Do you sometimes feel there are more gadgets than you can actually use – and that the technology you own has failed to follow through on its life-changing promises?
Well you’re not alone.
Despite a seemingly endless stream of tech disruption over the past decade, we’ve finally reached a moment when the next big thing might be a long way away.
Why? Because consumers seem to be overloaded with gadgets and aren’t finding the value in the devices they already have.
Take smartwatches – 13% of consumers said they planned to buy one in 2016. Not bad until you consider that this figure is only up 1% on 2015. And it’s the same for other wearables like the Fitbit, and a similar story for virtual reality tech (10% in 2015, 11% in 2016) and drones (6% in 2015, 7% in 2016) [Source: Igniting Growth in Consumer Technology by Accenture, 2016].
Experts are confirming this, acknowledging that there’s unlikely to be a big spike of technology disruption coming anytime soon.
“The dialogue is changing from what’s technologically possible to what’s technologically meaningful,” said Shawn DuBravac, chief economist at the Consumer Technology Association (CTA).

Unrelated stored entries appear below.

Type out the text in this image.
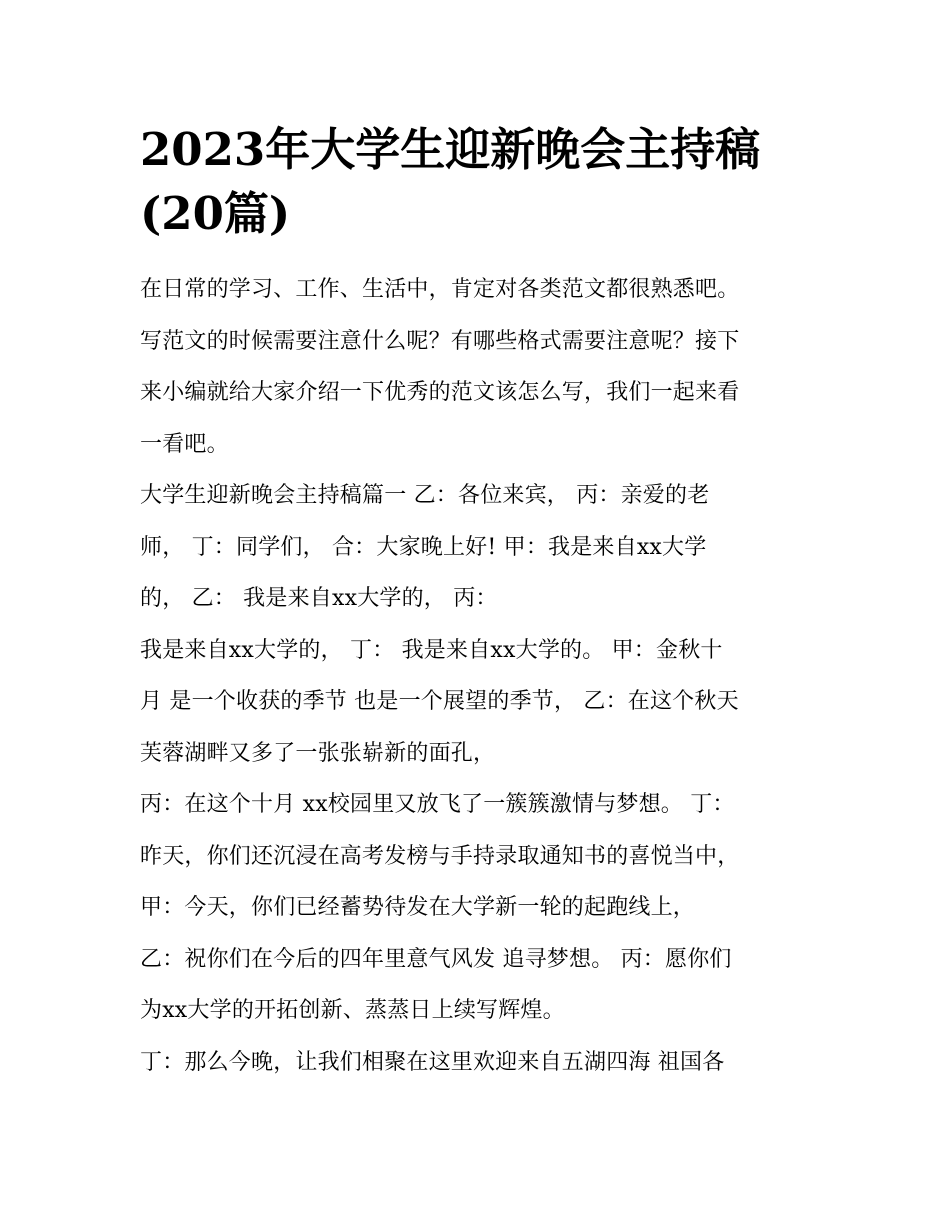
2023年大学生迎新晚会主持稿
(20篇)

在日常的学习、工作、生活中，肯定对各类范文都很熟悉吧。

写范文的时候需要注意什么呢？有哪些格式需要注意呢？接下

来小编就给大家介绍一下优秀的范文该怎么写，我们一起来看

一看吧。

大学生迎新晚会主持稿篇一 乙：各位来宾， 丙：亲爱的老

师， 丁：同学们， 合：大家晚上好! 甲：我是来自xx大学

的， 乙： 我是来自xx大学的， 丙：

我是来自xx大学的， 丁： 我是来自xx大学的。 甲：金秋十

月 是一个收获的季节 也是一个展望的季节， 乙：在这个秋天

芙蓉湖畔又多了一张张崭新的面孔，

丙：在这个十月 xx校园里又放飞了一簇簇激情与梦想。 丁：

昨天，你们还沉浸在高考发榜与手持录取通知书的喜悦当中，

甲：今天，你们已经蓄势待发在大学新一轮的起跑线上，

乙：祝你们在今后的四年里意气风发 追寻梦想。 丙：愿你们

为xx大学的开拓创新、蒸蒸日上续写辉煌。

丁：那么今晚，让我们相聚在这里欢迎来自五湖四海 祖国各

Meanwhile, John Curran, Managing Director of Research at Accenture believes “we’re starting to see companies shift from what’s the largest screen size or shiniest object to what devices do that’s practical in a consumer’s life.”
The technological traffic jam
Rather than yet another groundbreaking gadget, the next great disruptor is more likely to be – or rather needs to be – the comprehensive integration of the tech we already have, probably focused around the smartphone, our pocket-sized lifestyle hub of choice.
That’s because we seem to have reached a point where there are too many gadgets with little integration between them. As a result, consumers are finding that they are cluttering and complicating their lives rather than adding any practical value – essentially creating a kind of technological traffic jam.
And that’s what consumers are feeling: Tech brands are delivering the hype rather than actual solutions that make their lives easier and more powerful.
Consumers want technology to understand their needs, wants, and moods; to help them manage their own world; to help them navigate their way through the wider world.
So what can tech brands do? The answer is, provide consumers with context.
The new black
Consumers have access to more data than ever, which they store on and access through their numerous funky devices, but now they need to understand what it all really means – what are they actually gaining from it?
In terms of technology trends, context is the new black.
Approached in the right way, it can turn our chaotic riot of devices into a synchronised symphony.
Data is the common currency of context. But without a way of connecting, compiling, and comparing data across platforms, that currency becomes worthless, according to former Misfit data scientist Rachel Kalmar, who holds the world record for simultaneous wearable tech usage – she has worn up to 38 devices every day for three years.
“Are Jawbone Up steps the same as Fitbit steps?” she asks. When multiple devices provide disconnected and unstandardized signals, the result is noise and confusion. So it’s important for technology companies to work to blend contexts together to answer what individual consumers need at a particular moment. For example, defining a common sense of ‘time’ to control the devices that surround us in harmony to get us through a busy morning (see timeline below).
To achieve this there needs to be a fundamental change in approach – a shift from simply spitting out new devices to actually putting the consumer’s needs first through introducing common languages, open standards, shared APIs, universal connections, modular designs, expandable platforms, and more.
There are breaks in the storm, however.
Amazon’s Alexa artificial intelligence (AI), for example, listens to what you do in your home. By tracking what you and your family say over time, it can suggest relevant purchases. Now automotive companies are porting that advanced artificial intelligence system over to the car.
Lifting the road block
Essentially, we’re entering a post-connectivity world. Everyone under 25 expects everything to be connected and for it be placed into context. They are not interested in the gadget but in what it can do for them.
The issue for technology brands is not about wowing us with more innovations but in gaining more insight from consumers in order to keep ahead of the competition. To make the most of the benefits smartphones and other mobile devices bring, permanently connected to all the information in the world, people have changed how they behave. And businesses need to catch up.
What brands need to realize is that gaining the necessary insight to develop and maintain valuable context requires the creation of virtuous continuous feedback loops with consumers.
AI holds the key here. The technology is coming on in leaps and bounds, and its ability to sense what we’re doing will only get better at contextualizing new innovations.
A great example is Belgian business Seven Hugs’ contextual remote control. Agreements with a host of manufacturers means this WiFi-connected remote can control multiple technologies.
But the key is that it’s location aware. So it knows where it is in relation to a home’s router and WiFi devices and displays a software menu based on what it’s pointing at. This means you don’t have to tell it what you want to switch on, switch off, turn up, or turn down, because it can sense this, beautifully simplifying controlling the stuff in your home.
Now that’s more like it.
By improving the consumer experience in this way so we can really feel the benefit of the gadgets in our lives, brands will rekindle our hunger for innovation. The technology road block will then be lifted, letting innovation flow once again.
Mark Inskip is Global CEO of The Futures Company, a London-based global innovation consultancy.